Choi’s novel is inhabited by characters who like Dori feel the tension of their better and worst instincts at war with one another. This drives people to do horrendous things, but it also winds up being a source of strength. It gives Gunji the determination he needs to follow his dream of finding a new place to live on a nice warm beach somewhere, even after experiencing the horrors of war.

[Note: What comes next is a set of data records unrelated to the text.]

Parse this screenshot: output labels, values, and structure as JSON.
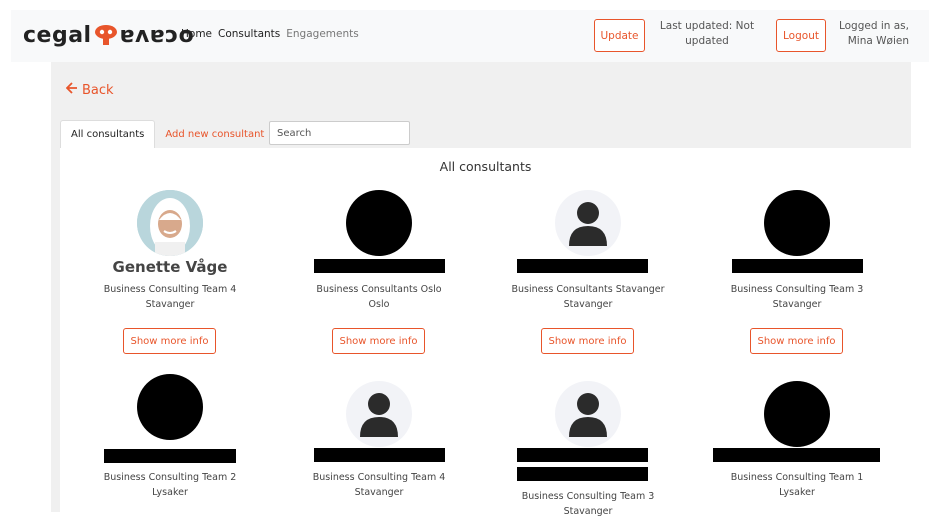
{
  "brand": {
    "left": "cegal",
    "right": "ɐʌɐɔo",
    "accent": "#e8552b"
  },
  "nav": {
    "home": "Home",
    "consultants": "Consultants",
    "engagements": "Engagements"
  },
  "header": {
    "update_label": "Update",
    "last_updated_line1": "Last updated: Not",
    "last_updated_line2": "updated",
    "logout_label": "Logout",
    "logged_in_line1": "Logged in as,",
    "logged_in_line2": "Mina Wøien"
  },
  "back_label": "Back",
  "tabs": {
    "all": "All consultants",
    "add": "Add new consultant"
  },
  "search": {
    "placeholder": "Search"
  },
  "section_title": "All consultants",
  "consultants": [
    {
      "name": "Genette Våge",
      "team": "Business Consulting Team 4",
      "location": "Stavanger",
      "avatar": "photo",
      "button": "Show more info"
    },
    {
      "name": "",
      "team": "Business Consultants Oslo",
      "location": "Oslo",
      "avatar": "redacted",
      "button": "Show more info"
    },
    {
      "name": "",
      "team": "Business Consultants Stavanger",
      "location": "Stavanger",
      "avatar": "default-person-icon",
      "button": "Show more info"
    },
    {
      "name": "",
      "team": "Business Consulting Team 3",
      "location": "Stavanger",
      "avatar": "redacted",
      "button": "Show more info"
    },
    {
      "name": "",
      "team": "Business Consulting Team 2",
      "location": "Lysaker",
      "avatar": "redacted"
    },
    {
      "name": "",
      "team": "Business Consulting Team 4",
      "location": "Stavanger",
      "avatar": "default-person-icon"
    },
    {
      "name": "",
      "team": "Business Consulting Team 3",
      "location": "Stavanger",
      "avatar": "default-person-icon"
    },
    {
      "name": "",
      "team": "Business Consulting Team 1",
      "location": "Lysaker",
      "avatar": "redacted"
    }
  ]
}
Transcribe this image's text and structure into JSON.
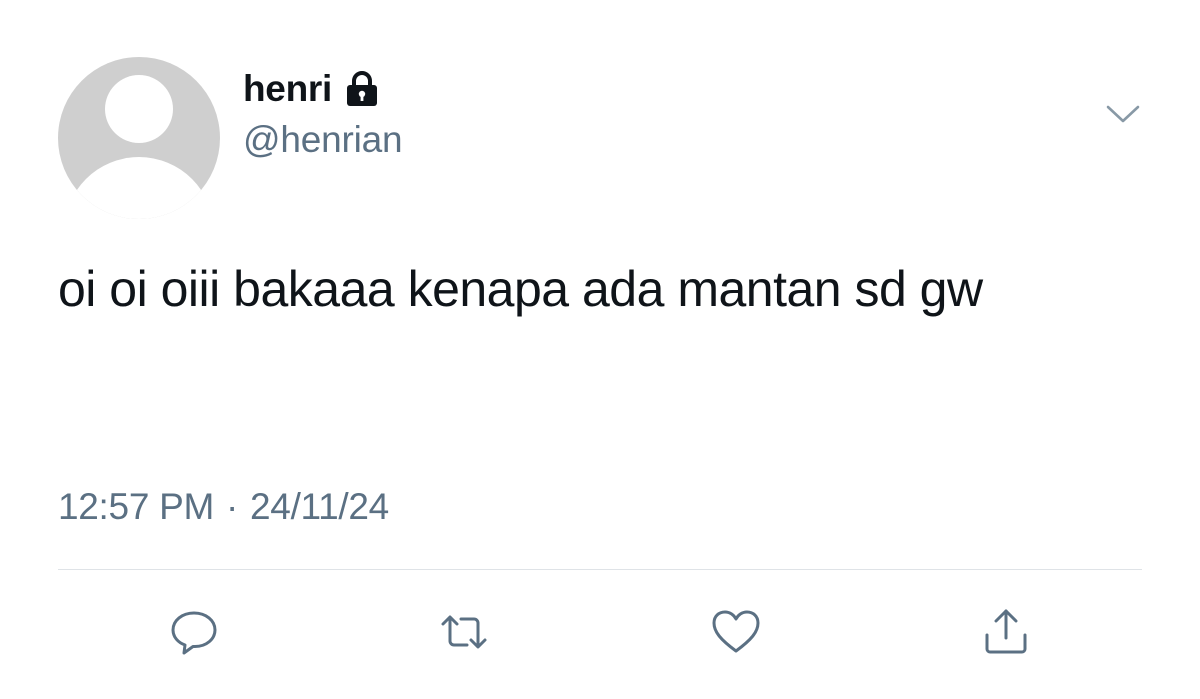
{
  "user": {
    "display_name": "henri",
    "handle": "@henrian",
    "protected_icon": "lock-icon",
    "avatar_icon": "default-avatar-icon"
  },
  "tweet": {
    "text": "oi oi oiii bakaaa kenapa ada mantan sd gw",
    "time": "12:57 PM",
    "separator": "·",
    "date": "24/11/24"
  },
  "actions": {
    "reply_icon": "reply-icon",
    "retweet_icon": "retweet-icon",
    "like_icon": "heart-icon",
    "share_icon": "share-icon",
    "menu_icon": "chevron-down-icon"
  },
  "colors": {
    "text_primary": "#0f1419",
    "text_secondary": "#5b7083",
    "icon": "#5b7083",
    "avatar_bg": "#cfcfcf",
    "divider": "#dfe3e7"
  }
}
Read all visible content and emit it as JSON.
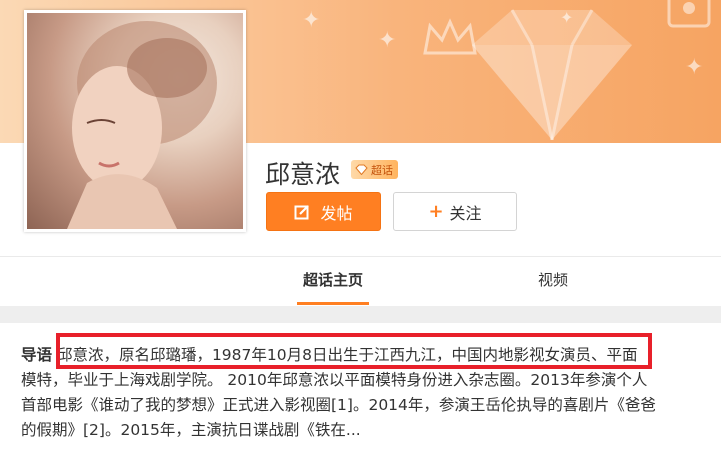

It gives Ryu the distance to look back on her difficult relationship with her husband and children, and come to an understanding and acceptance of her complicated feelings that was impossible in their old life.
For all of Choi’s stark realism, there remains a numinous core to To The Warm Horizon that is difficult to pin down in terms of genre. Dori and Jina both seem to have prophetic dreams, allowing them to connect with people in their lives they have left behind, and Joy achieves a beautiful but heart-breaking kind of transcendence. The question of ghosts and hauntings recurs throughout the novel, and it ends with Dori and Jina speculating on whether humanity would even notice if we all died and simply lingered on as spirits. In these moments, the novel reaches out towards the spiritual in a way that is achingly beautiful and profoundly haunting. Along with its impressive character work, it is this that makes the novel linger in the reader’s mind long after the final page.